Filistin ve Gazze direnişi, dünya Müslümanlarını zinde tutmayı sürdürecek. Kuşkusuz, halkların isyanı ve itirazı, her ülkenin idaresini az ya da çok dize getirecek.
Filistin direnişinin ulusal olmadığını, Filistin toprakları içinde kalmadığını tekrar hatırlatalım. Filistin’in yiğit direnişi bize kendimizi, özümüzü hatırlatıyor. Filistin direnişi hakkın batılla savaşını diri tutuyor. Filistin direnişi azın çoğa galip gelebileceğini, iyilerin her zaman kazanacağını, imanın küfre her daim galip geleceğini bize gösteriyor.
Filistin direnişi, son yüzyılda, modern Haçlılar ile Müslümanlar arasında silinmeye yüz tutan sınırı keskinleştiriyor. Haçlı modernizminin İslâm’ı boğmasının önüne geçiyor.
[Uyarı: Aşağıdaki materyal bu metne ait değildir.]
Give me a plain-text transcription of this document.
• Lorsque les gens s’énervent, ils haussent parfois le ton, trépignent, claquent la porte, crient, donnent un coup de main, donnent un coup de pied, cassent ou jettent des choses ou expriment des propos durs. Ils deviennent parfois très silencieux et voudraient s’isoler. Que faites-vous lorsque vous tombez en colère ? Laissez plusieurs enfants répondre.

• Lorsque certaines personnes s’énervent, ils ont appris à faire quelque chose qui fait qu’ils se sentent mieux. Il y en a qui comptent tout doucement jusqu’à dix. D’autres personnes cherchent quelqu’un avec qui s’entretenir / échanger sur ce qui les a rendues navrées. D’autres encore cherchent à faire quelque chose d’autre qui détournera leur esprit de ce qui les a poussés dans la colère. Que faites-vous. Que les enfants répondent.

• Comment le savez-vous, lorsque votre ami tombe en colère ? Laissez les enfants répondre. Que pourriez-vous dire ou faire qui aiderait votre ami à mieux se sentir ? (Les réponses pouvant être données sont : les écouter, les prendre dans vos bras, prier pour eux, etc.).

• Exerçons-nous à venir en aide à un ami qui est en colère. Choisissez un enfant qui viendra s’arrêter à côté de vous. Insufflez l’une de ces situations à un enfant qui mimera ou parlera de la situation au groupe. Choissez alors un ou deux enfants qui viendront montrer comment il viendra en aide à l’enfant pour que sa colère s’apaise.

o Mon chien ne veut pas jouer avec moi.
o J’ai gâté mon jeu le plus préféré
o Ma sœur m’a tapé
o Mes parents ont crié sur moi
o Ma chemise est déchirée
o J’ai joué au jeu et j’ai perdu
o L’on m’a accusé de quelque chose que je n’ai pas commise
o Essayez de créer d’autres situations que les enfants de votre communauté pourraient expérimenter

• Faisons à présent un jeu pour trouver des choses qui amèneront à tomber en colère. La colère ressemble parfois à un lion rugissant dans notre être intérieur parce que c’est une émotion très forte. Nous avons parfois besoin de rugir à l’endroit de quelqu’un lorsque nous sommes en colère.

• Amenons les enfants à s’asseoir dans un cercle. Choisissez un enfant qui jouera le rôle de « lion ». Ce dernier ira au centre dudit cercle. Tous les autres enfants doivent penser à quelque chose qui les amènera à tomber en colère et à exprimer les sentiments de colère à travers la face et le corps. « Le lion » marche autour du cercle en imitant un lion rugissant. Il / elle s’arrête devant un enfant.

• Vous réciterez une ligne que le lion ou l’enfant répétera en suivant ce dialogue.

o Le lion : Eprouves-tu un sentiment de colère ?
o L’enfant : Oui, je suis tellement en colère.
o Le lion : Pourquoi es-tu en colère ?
Filistinli tüm şehitlerimizi rahmetle bir kez daha yâd edelim. Onlar sadece toprakları için değil Müslümanların onuru, izzeti için de kanlarını döktüler. Hepsine tek tek minnettarız.
Filistin direnişi, asla ve asla umutsuz olmamamız gerektiğini tekrar tekrar hatırlatıyor bize. Her ne olursa olsun ne kadar güçlü olurlarsa olsunlar ne kadar çok paraya ne kadar güçlü, yıkıcı silaha sahip olurlarsa olsunlar. İmanla, imanın verdiği cesaretle, hepsiyle baş ederiz.
Yeter ki umudumuzu yitirmeyelim.
En ağır şartlarda umudunu yitirmeyen Gazzeliler orada öyle dururken, kendi konfor alanımızda umudu yitirmek bize yakışmaz.
Elimizden ne geliyorsa yapacağız. Boykotsa boykot. Gösteriyse gösteri. Öfkemizi, nefretimizi, hiddetimizi, ama en çok da umudumuzu yitirmeden, Filistinli direnişçileri selamlamaya, Filistin’le iman ateşimizi harlamaya devam edeceğiz.